猫と秀元と是光。
ぽたり、と鼻先に水滴が落ちて私はぶるぶるっと顔を振る。
雨宿りをしている民家の軒先にも穴があいていて、しとしとと降っている雨の粒がぽたりぽたり垂れてくるのだ。
ふさり、と尻尾を振って私は考え込む。
雨に濡れて私のこの艶やかな毛並みがしぼんでしまうのは些か風情がない。
今宵は外へ出るのは諦めてあそこへ向かおうか。
「白尾ちゃん、来てくれはったんやねぇ」
高い壁をひょいっと登って、立派な屋敷に入った私は迷わずにある部屋へ向かう。
その部屋にかかる簾を顔で押し上げて中へ入ると、早速この声が聞こえてきた。
その声に答えるように彼の手にすり寄ると、彼は私の喉下をさすってくれる。
「あ、せや。白尾ちゃん、栗羊羹好きやったなぁ。丁度今日もろうたところなんだわ」
ごそごそと辺りを探す秀元の言葉に私は思わず喉を鳴らす。
やはりここへ来て正解だったな。
濡れないし、暖かいし、栗羊羹も食べれるわけだ。
実に居心地の良い場所だ。
「さ、白尾ちゃん。ボクの膝へおいでぇ」
…。
これさえなければ。
秀元は異様な猫好きのようで、ここへ来ると毎回無理矢理膝へ乗っけられて…
「うはああ!やっぱり白尾ちゃんの肉球はたまらへんなぁ」
永遠と肉球をぷにぷにと触られ続けられるのだ。
「なーぉ」
最初こそ抗議するのだが
「ええ声しとるねぇ。流石白尾ちゃんやわぁ。あ、もっと栗羊羹食べる?」
まぁ、褒められるのに悪い気はせず、この調子でいつも押し切られてしまうのだ。
はて。今日も一晩中肉球をぷにぷにされ続けられるのか、と諦めかけたとき…
「秀元ぉおお!!」
簾を乱暴にばさりと払いのけた救世主は…!
「あれ?是光やん。どしたん?」
そう!是光!
彼はたまらん。
あのきらきら光るよく動く頭が猫の本能をくすぐって仕様がない。
うずうずしおるわ。
「やはり…!お前、また猫を屋敷内に入れたな!」
ぷるぷる体を震わせた是光がだん!と壁を叩く。
「オレが猫を苦手だと知っているだろうが!いい加減に猫を餌付けして屋敷へ呼び込むのをやめろ!」
うずうずうず
「なぁに言ってんのん、是光兄さん。白尾ちゃんのこの可愛さを見てもそう言えるん?この子はなぁんも悪させんし…」
―…ばっ!
「うわぁああ!」
「あらあら、白尾ちゃんったら…」
もう我慢ならず、そわそわと動く彼の頭に飛びついてしまった。
「く、くそ…!やはり猫という奴は…!どいつもこいつもオレの頭に飛びついてきやがってーー!!」
「それは兄さんが悪いとちゃいますのん?つるっつる頭やから」
「キャハハ」
「つるつる頭ぁー」
秀元の式も合わせてくすくすと笑う。
「くそっ!この猫つまみだしてくるぞ!」
是光は私の首根っこを掴まえてどすどすと足音荒く秀元の部屋を出ていってしまった。
ああ、楽園が…
是光に首根っこ押さえられたまま名残惜しそうに見るが、秀元は部屋から出てくるつもりはなさそうだ。
「ほれ、出てけ」
台所の裏口で扉を開けて是光に言われる。
外は相変わらずの雨。
「なおぅん」
外と中を交互に見て鳴く。
しかし
「ダメだ。
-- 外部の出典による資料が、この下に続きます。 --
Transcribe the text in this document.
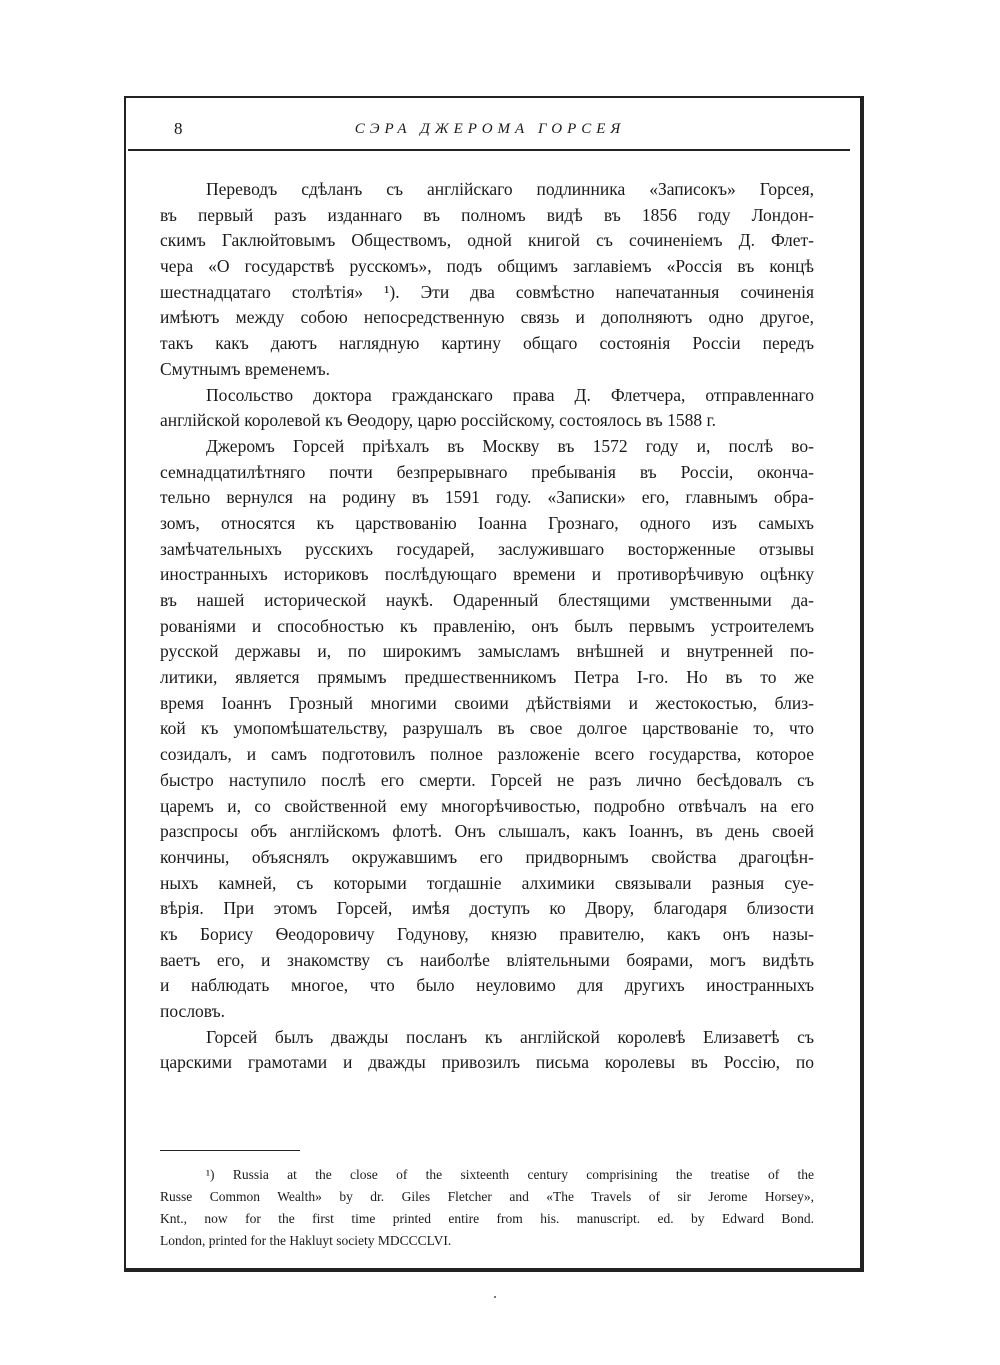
8	СЭРА ДЖЕРОМА ГОРСЕЯ
Переводъ сдѣланъ съ англійскаго подлинника «Записокъ» Горсея,
въ первый разъ изданнаго въ полномъ видѣ въ 1856 году Лондон-
скимъ Гаклюйтовымъ Обществомъ, одной книгой съ сочиненіемъ Д. Флет-
чера «О государствѣ русскомъ», подъ общимъ заглавіемъ «Россія въ концѣ
шестнадцатаго столѣтія» ¹). Эти два совмѣстно напечатанныя сочиненія
имѣютъ между собою непосредственную связь и дополняютъ одно другое,
такъ какъ даютъ наглядную картину общаго состоянія Россіи передъ
Смутнымъ временемъ.
Посольство доктора гражданскаго права Д. Флетчера, отправленнаго
англійской королевой къ Ѳеодору, царю россійскому, состоялось въ 1588 г.
Джеромъ Горсей пріѣхалъ въ Москву въ 1572 году и, послѣ во-
семнадцатилѣтняго почти безпрерывнаго пребыванія въ Россіи, оконча-
тельно вернулся на родину въ 1591 году. «Записки» его, главнымъ обра-
зомъ, относятся къ царствованію Іоанна Грознаго, одного изъ самыхъ
замѣчательныхъ русскихъ государей, заслужившаго восторженные отзывы
иностранныхъ историковъ послѣдующаго времени и противорѣчивую оцѣнку
въ нашей исторической наукѣ. Одаренный блестящими умственными да-
рованіями и способностью къ правленію, онъ былъ первымъ устроителемъ
русской державы и, по широкимъ замысламъ внѣшней и внутренней по-
литики, является прямымъ предшественникомъ Петра І-го. Но въ то же
время Іоаннъ Грозный многими своими дѣйствіями и жестокостью, близ-
кой къ умопомѣшательству, разрушалъ въ свое долгое царствованіе то, что
созидалъ, и самъ подготовилъ полное разложеніе всего государства, которое
быстро наступило послѣ его смерти. Горсей не разъ лично бесѣдовалъ съ
царемъ и, со свойственной ему многорѣчивостью, подробно отвѣчалъ на его
разспросы объ англійскомъ флотѣ. Онъ слышалъ, какъ Іоаннъ, въ день своей
кончины, объяснялъ окружавшимъ его придворнымъ свойства драгоцѣн-
ныхъ камней, съ которыми тогдашніе алхимики связывали разныя суе-
вѣрія. При этомъ Горсей, имѣя доступъ ко Двору, благодаря близости
къ Борису Ѳеодоровичу Годунову, князю правителю, какъ онъ назы-
ваетъ его, и знакомству съ наиболѣе вліятельными боярами, могъ видѣть
и наблюдать многое, что было неуловимо для другихъ иностранныхъ
пословъ.
Горсей былъ дважды посланъ къ англійской королевѣ Елизаветѣ съ
царскими грамотами и дважды привозилъ письма королевы въ Россію, по
¹) Russia at the close of the sixteenth century comprisining the treatise of the
Russe Common Wealth» by dr. Giles Fletcher and «The Travels of sir Jerome Horsey»,
Knt., now for the first time printed entire from his. manuscript. ed. by Edward Bond.
London, printed for the Hakluyt society MDCCCLVI.
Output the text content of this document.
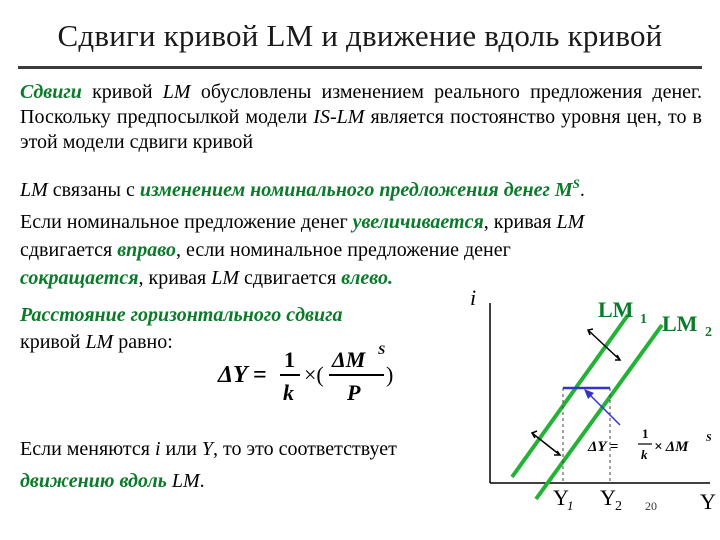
Сдвиги кривой LM и движение вдоль кривой
Сдвиги кривой LM обусловлены изменением реального предложения денег. Поскольку предпосылкой модели IS-LM является постоянство уровня цен, то в этой модели сдвиги кривой
LM связаны с изменением номинального предложения денег $M^S$.
Если номинальное предложение денег увеличивается, кривая LM
сдвигается вправо, если номинальное предложение денег
сокращается, кривая LM сдвигается влево.
Расстояние горизонтального сдвига
кривой LM равно:
ΔY =
1
k
×(
ΔM S
P
)
Если меняются i или Y, то это соответствует
движению вдоль LM.
ΔY =
1
k × ΔM
S
i
Y
LM 1 LM 2
Y
1 Y 2 20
うちは猫は飼えん」
きっぱりと首を振る是光。
「なうなおぅん?」
「だ、だめだといってるだろうが…!」
仕方なく、とぼとぼと外へ向かって2、3歩歩いてから振り向く。
「にゃおうん」
「くっ…!」
よし!もうひと押し!
「にゃん…」
さもお腹がすいた、というようにごろりと惨めに寝そべってみる。
「…っ!」
拳を握りしめ、ぷるぷると体を震わせた是光は…
「…!仕方ない!今日は雨だからな!」
そう言って私を抱え上げて屋敷の中へ入っていったのだった。
「ほれ。栗羊羹だ」
「にゃおん」
暖かい部屋に美味しい栗羊羹。
それから、是光の暖かい膝。
肉球を無理矢理触ってこないそこはとてもとても暖かな場所だった。